AFP  Published: Monday, September 08, 2008

GENEVA - The Swiss army will keep getting its Swiss army knives from a Swiss manufacturer, after Victorinox beat Chinese and other foreign rivals to retain the contract.

"Victorinox will produce the new soldier's knife for the Swiss armed forces" after offering taxpayers "the best price-performance ratio," the Swiss defence ministry's technology department said Monday in a statement.

The right to supply Swiss army knives - standard issue to all Swiss soldiers since 1961, and perhaps the most famous pocket knife in the world - was opened to tender in February, in a move that stunned many Swiss.

They felt that such a national symbol must not be made outside Switzerland, and Alois Kessler, a politician from Canton Schwyz where Victorinox is headquartered, launched a petition to keep manufacturing local.

In the end, seven manufacturers in Switzerland and abroad, including China, submitted bids.

The order for 75,000 knives - the Swiss military favours an aluminium-handled version with a large blade, can opener-cum-screwdriver, leather punch and bottle opener - is worth 1.38 million Swiss francs ($1.23 million).


----------



## The Bread Guy (9 Sep 2008)

And, according to the company, here's what it's going to look like....

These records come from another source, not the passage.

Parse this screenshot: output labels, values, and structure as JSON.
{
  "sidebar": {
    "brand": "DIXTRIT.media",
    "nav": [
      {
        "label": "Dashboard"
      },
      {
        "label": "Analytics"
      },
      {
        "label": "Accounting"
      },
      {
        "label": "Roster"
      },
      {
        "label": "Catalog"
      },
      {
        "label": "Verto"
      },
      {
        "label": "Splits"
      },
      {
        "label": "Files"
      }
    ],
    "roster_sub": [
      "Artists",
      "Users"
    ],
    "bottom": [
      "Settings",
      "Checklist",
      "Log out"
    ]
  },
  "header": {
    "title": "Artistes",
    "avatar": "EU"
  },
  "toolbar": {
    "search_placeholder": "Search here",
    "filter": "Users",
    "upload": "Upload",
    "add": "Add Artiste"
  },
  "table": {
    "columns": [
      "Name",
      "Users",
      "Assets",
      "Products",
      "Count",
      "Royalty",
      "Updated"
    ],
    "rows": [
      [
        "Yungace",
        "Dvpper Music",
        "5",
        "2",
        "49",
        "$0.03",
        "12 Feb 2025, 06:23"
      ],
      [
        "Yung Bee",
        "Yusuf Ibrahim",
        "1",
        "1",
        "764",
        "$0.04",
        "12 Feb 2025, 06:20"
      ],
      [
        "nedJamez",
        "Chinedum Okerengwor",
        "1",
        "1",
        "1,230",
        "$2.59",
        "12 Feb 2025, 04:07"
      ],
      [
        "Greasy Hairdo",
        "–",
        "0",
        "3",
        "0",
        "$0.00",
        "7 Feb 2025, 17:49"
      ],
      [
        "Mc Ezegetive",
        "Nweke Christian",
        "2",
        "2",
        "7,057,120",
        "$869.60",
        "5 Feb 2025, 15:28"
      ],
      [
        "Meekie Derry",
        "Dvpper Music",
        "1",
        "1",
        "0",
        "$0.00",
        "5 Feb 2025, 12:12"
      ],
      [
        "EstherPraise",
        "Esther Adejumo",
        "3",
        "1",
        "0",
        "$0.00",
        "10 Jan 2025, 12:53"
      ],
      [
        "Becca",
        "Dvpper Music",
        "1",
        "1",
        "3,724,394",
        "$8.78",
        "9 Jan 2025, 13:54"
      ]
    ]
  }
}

A bit more on the company's news release here.


----------



## GAP (9 Sep 2008)

No spoon or scissors, but nice looking.....


----------



## Harley Sailor (10 Sep 2008)

They sure tamed that down a lot from the ones I had as a youngster


----------



## NL_engineer (10 Sep 2008)

Looks nothing like my 3  :

Guess I will have to get one for my Tac Vest


----------



## Neill McKay (10 Sep 2008)

There used to be two companies in Switzerland that made knives for the Swiss army: Victorinox and Wenger.  Victorinox now owns Wenger; I wonder if the effective monopoly was part of the motivation for opening the contract up for tender?


----------